What she made worked. And then other people wanted it.
Only later, looking back, did it crystallize: making cosmetics had always been the dream. It had been there the whole time, half-hidden beneath the accounting textbooks and the yarn and the camera lenses — a thread she'd been following without knowing its name. What she hadn't known, what nobody had told her, was that you didn't need a factory or a lab or a storefront. You could build it at home. You could build it around your children, around your faith, around the ingredients your grandmother's generation already knew were powerful.
IUMI was born not from a business plan but from a mother's frustration and a culture's inherited wisdom. The name carries meaning; the brand carries values. Everything Iin makes is halal, eco-conscious, rooted in local raw materials, and honest in a way she considers an extension of her faith. No false promises, she tells anyone who will listen. No chasing trends. Only solutions. The products are designed for skin aged 10 to 65, because sensitivity doesn't check your birth certificate.

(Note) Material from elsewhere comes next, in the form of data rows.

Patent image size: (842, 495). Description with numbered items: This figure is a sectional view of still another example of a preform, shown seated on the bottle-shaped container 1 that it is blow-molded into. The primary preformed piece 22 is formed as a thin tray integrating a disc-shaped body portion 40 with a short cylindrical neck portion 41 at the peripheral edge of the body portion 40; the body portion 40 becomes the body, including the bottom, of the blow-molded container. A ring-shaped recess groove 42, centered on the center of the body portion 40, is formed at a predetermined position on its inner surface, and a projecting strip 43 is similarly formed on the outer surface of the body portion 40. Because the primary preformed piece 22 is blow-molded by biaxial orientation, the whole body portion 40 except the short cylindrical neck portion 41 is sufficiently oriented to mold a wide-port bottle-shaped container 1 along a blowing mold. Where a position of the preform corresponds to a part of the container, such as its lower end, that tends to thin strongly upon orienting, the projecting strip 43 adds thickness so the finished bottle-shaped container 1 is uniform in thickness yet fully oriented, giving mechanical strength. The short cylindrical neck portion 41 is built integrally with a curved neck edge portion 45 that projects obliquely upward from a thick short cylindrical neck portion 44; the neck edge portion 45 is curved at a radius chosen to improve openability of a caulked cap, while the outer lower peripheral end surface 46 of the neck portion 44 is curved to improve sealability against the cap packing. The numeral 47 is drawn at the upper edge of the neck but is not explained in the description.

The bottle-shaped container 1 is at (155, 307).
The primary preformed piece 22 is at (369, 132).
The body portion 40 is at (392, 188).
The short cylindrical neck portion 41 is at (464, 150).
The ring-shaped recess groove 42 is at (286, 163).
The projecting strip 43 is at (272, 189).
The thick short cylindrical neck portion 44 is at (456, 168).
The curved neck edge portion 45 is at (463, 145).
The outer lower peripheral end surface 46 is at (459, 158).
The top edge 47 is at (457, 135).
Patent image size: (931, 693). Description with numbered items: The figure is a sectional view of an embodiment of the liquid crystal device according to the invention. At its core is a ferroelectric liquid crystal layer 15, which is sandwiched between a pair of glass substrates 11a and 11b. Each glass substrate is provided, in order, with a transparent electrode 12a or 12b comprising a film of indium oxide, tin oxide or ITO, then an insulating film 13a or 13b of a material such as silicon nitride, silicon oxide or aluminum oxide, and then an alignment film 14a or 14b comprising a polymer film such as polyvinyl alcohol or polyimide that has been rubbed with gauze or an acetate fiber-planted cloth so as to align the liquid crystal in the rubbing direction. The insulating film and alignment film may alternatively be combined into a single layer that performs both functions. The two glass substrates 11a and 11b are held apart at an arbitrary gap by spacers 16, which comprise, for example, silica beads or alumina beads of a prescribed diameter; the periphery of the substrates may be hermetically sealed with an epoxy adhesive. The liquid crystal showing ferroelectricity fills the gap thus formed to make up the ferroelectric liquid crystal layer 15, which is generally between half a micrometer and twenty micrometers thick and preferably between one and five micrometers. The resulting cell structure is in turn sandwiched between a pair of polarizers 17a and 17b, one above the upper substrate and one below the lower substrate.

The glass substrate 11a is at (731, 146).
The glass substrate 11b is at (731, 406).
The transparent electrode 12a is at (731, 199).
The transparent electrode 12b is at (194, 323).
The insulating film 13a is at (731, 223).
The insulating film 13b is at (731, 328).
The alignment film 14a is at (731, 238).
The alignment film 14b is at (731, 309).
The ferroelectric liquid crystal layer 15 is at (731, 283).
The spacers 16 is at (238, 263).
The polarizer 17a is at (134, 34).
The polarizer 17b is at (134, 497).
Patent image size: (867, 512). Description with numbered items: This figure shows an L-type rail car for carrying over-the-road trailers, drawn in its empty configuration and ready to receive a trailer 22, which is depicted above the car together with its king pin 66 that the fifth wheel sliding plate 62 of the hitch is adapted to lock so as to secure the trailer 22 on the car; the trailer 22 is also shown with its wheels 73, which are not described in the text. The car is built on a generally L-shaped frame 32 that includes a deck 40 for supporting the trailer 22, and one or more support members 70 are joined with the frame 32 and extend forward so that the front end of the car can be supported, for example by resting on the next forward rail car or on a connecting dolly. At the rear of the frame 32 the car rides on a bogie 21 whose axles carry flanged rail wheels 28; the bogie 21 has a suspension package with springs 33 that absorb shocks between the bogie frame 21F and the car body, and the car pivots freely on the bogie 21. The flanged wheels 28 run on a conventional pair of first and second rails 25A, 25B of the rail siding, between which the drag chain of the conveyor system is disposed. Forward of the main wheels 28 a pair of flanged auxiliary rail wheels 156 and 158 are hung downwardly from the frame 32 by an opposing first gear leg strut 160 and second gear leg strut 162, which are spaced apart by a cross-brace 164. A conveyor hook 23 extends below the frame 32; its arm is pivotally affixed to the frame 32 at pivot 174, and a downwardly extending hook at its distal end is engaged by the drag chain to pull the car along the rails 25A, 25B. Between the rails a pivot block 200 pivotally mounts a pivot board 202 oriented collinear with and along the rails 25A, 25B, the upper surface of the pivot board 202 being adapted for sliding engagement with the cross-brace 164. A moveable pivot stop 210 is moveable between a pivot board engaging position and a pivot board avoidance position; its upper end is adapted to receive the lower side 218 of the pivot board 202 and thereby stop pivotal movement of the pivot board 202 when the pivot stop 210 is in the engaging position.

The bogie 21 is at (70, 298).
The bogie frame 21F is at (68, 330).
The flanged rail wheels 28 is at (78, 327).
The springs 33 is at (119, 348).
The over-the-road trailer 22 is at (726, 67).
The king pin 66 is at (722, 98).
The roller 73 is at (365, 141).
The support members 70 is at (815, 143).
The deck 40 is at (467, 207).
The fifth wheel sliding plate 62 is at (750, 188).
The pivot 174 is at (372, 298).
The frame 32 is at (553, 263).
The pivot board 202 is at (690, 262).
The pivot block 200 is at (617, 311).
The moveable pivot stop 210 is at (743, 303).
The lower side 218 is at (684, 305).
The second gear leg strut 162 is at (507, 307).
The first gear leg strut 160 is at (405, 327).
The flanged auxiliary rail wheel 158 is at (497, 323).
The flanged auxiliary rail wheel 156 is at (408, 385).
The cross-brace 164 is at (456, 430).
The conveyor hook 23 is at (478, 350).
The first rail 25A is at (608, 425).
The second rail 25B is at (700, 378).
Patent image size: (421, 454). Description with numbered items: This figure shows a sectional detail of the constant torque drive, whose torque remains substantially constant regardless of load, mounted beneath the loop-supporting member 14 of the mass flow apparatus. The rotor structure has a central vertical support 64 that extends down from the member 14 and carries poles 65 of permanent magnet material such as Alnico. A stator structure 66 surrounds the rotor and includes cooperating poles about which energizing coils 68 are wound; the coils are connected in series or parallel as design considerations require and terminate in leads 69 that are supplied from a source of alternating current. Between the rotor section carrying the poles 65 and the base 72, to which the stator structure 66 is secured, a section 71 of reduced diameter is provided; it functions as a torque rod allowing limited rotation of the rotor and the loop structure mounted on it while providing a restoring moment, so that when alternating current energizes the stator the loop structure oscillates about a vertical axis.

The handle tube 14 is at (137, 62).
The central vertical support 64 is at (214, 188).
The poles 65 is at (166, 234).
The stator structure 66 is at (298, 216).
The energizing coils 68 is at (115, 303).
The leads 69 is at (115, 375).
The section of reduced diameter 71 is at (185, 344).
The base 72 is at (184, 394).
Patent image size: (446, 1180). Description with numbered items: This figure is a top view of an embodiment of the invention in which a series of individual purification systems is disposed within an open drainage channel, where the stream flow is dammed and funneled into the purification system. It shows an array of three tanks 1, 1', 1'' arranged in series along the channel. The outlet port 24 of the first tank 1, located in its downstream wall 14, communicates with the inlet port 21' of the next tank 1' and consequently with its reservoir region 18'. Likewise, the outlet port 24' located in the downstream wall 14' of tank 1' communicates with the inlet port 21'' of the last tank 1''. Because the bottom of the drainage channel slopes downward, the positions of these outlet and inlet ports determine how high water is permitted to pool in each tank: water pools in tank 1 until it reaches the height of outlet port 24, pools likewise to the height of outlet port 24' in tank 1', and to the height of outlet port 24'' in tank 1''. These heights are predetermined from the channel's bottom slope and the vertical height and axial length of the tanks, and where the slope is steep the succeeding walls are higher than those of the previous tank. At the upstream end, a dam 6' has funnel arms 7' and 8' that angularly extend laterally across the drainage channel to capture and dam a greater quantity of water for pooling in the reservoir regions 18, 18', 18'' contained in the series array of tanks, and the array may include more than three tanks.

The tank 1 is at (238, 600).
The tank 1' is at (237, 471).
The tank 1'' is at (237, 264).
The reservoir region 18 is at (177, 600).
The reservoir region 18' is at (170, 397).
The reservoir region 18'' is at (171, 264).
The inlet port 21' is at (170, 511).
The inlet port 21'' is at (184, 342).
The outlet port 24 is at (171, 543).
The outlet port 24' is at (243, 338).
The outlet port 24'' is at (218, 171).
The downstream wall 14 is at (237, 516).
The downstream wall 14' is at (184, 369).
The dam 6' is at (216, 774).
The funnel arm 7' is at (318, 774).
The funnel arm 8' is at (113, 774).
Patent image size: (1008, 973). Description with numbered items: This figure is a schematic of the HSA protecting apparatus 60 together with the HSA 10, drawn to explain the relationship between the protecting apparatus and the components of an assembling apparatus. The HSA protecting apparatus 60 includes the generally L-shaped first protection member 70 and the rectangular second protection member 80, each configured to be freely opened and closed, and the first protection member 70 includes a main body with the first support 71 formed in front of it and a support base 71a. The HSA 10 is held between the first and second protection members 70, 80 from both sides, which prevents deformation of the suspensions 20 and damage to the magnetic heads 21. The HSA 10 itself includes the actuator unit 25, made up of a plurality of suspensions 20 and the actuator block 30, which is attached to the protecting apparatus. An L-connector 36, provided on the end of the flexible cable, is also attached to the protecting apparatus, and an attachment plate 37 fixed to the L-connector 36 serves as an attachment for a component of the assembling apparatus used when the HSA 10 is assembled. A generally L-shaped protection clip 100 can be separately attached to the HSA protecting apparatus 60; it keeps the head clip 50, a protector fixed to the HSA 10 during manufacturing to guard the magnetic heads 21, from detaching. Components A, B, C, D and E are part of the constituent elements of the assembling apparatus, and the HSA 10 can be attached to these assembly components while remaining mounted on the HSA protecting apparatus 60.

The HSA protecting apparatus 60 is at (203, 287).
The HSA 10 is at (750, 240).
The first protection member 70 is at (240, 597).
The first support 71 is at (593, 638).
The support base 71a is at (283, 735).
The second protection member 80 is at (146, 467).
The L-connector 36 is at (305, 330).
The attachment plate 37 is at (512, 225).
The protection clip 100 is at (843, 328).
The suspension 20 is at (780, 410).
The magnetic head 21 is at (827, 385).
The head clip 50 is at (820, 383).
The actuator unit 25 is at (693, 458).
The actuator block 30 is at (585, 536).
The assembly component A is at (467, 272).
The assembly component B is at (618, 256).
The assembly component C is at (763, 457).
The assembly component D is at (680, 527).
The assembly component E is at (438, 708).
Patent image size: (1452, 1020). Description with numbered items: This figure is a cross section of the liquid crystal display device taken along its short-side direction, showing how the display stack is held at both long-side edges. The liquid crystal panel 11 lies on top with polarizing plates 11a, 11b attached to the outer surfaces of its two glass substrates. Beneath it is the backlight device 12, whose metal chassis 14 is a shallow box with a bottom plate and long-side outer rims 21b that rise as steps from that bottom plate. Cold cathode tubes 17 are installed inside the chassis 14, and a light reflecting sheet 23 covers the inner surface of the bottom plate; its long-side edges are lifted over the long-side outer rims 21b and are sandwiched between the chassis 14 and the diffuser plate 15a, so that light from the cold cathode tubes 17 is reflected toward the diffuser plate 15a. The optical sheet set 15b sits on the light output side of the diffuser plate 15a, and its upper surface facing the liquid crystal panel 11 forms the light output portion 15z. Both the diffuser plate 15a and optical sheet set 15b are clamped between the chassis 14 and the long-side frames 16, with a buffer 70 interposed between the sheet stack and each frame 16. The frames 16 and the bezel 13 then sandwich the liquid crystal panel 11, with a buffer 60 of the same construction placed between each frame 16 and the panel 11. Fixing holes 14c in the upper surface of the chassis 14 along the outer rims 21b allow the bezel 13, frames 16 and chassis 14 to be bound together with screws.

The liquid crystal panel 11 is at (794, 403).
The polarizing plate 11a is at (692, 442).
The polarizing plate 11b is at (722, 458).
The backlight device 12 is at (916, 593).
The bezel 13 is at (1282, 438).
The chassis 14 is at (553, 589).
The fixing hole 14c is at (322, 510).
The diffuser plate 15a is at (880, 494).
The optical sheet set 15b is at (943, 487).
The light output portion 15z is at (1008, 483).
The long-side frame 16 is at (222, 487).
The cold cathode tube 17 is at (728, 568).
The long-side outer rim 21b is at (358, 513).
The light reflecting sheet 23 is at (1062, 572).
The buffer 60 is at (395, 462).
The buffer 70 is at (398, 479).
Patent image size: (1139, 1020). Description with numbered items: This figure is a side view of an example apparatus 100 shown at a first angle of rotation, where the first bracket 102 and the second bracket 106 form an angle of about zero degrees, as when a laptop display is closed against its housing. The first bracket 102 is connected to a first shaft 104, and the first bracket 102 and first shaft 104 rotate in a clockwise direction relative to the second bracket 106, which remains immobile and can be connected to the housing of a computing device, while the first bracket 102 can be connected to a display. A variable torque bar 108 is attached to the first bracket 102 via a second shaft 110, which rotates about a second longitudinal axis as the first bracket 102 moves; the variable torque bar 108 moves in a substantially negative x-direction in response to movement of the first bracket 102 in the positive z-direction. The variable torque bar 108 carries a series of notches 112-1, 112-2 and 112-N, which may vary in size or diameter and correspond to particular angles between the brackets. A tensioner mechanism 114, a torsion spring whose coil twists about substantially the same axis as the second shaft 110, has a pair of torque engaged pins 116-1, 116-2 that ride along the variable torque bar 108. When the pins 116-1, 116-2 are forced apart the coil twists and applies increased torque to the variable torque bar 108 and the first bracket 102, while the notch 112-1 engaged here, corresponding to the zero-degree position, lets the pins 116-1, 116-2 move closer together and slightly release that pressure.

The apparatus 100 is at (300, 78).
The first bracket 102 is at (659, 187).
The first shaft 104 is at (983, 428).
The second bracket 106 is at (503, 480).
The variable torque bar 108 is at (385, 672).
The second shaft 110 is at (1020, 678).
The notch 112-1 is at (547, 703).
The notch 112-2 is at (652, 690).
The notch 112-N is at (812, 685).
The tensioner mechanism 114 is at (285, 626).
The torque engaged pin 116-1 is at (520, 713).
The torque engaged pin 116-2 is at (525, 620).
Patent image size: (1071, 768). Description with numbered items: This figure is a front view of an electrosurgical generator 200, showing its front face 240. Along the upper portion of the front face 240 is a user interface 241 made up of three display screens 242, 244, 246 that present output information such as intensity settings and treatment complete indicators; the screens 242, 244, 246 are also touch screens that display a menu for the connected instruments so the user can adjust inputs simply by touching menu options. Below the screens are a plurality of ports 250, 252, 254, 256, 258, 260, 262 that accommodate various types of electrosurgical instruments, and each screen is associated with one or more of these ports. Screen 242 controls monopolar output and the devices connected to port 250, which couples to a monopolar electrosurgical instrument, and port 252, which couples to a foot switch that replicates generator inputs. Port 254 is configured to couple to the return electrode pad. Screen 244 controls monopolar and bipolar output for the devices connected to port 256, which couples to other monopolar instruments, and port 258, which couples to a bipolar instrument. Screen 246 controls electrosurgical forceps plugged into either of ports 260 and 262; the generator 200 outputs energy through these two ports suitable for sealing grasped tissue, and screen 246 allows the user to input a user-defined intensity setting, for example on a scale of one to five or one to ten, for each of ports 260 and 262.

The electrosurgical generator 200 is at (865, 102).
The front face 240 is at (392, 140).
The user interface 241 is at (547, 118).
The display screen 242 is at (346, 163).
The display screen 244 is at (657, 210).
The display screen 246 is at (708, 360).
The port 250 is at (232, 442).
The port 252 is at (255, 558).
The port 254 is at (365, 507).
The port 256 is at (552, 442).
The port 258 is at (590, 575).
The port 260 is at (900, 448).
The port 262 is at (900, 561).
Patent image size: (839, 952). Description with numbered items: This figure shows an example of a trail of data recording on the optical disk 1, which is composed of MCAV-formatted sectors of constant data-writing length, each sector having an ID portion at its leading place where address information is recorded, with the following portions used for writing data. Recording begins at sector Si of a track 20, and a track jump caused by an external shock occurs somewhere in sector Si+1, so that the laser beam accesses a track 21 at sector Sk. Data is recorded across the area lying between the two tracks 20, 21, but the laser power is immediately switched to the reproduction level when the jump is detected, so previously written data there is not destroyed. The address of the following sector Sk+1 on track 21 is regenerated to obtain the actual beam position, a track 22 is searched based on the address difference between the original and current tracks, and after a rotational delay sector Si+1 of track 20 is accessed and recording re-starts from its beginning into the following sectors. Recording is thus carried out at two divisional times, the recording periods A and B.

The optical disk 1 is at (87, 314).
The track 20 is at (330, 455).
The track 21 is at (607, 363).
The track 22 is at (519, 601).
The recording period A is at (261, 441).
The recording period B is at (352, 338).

IUMI has since won awards, been recognized in national competitions, and earned a reputation that has pulled Iin into classrooms and community halls — teaching housewives, mentoring students, running workshops. The brand's CSR work reaches into pesantren, supports local farmers who grow the ingredients she uses, and tries to leave something good behind.
She is an entrepreneur, a photographer, a pattern-maker, a formulator, a mentor, and a mother. She has lived on four continents and unpacked her suitcase in more cities than most people visit in a lifetime. She is Irtati Wibisono — Iin to almost everyone — and she is proof that a life doesn't have to follow a straight line to arrive somewhere meaningful.
She started by listening to her son. She ended up hearing something she'd been trying to say all along.